Dans l’étude du droit privé anglais, il sera beaucoup plus question du droit civil. Les éléments de
ce droit ont trait à la procédure civile (Section 1), au droit des obligations (Section 2) et au droit
des biens et au trust (Section 3).

Section 1 : La procédure civile anglaise

En raison du caractère jurisprudentiel du droit anglais, la procédure occupe une place importante
dans celui-ci. La procédure civile anglaise est marquée par son caractère oral et accusatoire. Après
avoir examiné la procédure civile proprement dite, il sera examiné la question de la preuve en droit
anglais.

§ 1. La procédure proprement dite

Le procès civil débute en général en Angleterre, conformément à la tradition, par la délivrance


d’un writ (writ of summons) que le demandeur va signifier au défendeur. Le writ est autre chose
que l’assignation dans notre droit. C’est un ordre, donné au nom de la Reine par le Chancelier au
défendeur, et qui ouvre à ce dernier une alternative : soit satisfaire à la prétention du demandeur,
soit fournir des explications à la Cour pour justifier son refus.
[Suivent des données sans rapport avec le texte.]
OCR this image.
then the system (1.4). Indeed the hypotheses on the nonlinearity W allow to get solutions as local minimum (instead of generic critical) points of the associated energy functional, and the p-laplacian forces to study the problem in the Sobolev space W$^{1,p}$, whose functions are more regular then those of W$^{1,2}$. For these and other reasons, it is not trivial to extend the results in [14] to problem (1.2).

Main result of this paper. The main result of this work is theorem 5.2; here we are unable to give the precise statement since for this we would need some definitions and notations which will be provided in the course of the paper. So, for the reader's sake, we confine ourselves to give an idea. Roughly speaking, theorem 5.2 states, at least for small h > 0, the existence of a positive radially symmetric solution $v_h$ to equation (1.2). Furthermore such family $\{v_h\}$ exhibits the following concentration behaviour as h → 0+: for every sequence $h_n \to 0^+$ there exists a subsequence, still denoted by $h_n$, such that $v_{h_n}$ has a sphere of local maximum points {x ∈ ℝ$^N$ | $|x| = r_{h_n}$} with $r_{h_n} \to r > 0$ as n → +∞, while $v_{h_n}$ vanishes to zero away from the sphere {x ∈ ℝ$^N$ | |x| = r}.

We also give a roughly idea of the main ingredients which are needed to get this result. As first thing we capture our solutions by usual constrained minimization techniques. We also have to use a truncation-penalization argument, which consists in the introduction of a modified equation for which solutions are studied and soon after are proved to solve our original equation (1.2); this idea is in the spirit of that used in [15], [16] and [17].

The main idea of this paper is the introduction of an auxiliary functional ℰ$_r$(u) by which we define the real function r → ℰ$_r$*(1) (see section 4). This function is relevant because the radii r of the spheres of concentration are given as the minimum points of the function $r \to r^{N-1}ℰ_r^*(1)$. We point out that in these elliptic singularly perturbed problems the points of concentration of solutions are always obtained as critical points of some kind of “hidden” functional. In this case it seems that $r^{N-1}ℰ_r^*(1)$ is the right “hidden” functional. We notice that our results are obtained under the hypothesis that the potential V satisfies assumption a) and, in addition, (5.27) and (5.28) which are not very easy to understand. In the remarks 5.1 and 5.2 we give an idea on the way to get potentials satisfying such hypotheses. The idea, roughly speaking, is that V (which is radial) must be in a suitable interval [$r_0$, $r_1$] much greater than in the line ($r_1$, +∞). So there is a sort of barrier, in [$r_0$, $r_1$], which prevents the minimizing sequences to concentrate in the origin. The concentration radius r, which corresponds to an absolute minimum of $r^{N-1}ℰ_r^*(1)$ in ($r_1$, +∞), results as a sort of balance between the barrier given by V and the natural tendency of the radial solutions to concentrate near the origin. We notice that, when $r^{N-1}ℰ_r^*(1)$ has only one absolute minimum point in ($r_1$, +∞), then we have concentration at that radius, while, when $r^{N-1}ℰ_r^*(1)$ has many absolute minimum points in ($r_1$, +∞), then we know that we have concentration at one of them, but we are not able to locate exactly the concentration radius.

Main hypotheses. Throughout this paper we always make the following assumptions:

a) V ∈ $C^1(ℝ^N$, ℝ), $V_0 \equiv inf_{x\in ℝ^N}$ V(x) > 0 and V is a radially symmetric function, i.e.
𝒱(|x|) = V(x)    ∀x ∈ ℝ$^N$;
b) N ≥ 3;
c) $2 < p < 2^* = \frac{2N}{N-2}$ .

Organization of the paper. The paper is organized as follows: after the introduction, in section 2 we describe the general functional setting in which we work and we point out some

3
Le défendeur est invité, par le writ, à comparaître en justice (enter in appearance) dans un certain
délai et à faire connaître son intention de résister à la prétention du demandeur. S’il ne le fait pas,
l’ordre contenu dans le writ devient définitif : le défendeur doit, conformément à cet ordre,
satisfaire à la prétention du demandeur.

Une importante conséquence s’attache donc à la différence de nature qui existe entre l’assignation
dans notre droit et le writ anglais. Cette conséquence est l’absence en Angleterre de toute procédure
de jugement par défaut. Le défendeur qui ne comparaît pas est considéré comme ayant reconnu le
bien-fondé de l’ordre qui, sur l’initiative du demandeur, lui a été imparti par le Chancelier. Le
demandeur n’a, dans ces conditions, qu’à faire constater, à l’expiration du délai prescrit pour la
comparution du défendeur, le défaut de ce dernier ; il peut obtenir alors automatiquement, en
dehors de tout examen de l’affaire ce que l’on appelle « jugement », c'est-à-dire un titre exécutoire,

27
contre le défendeur. Pour ce faire, il suffit d’un greffier pour constater qu’un writ a été délivré,
qu’il a été dûment signifié, et que celui à qui il a été signifié n’a pas comparu dans le délai voulu.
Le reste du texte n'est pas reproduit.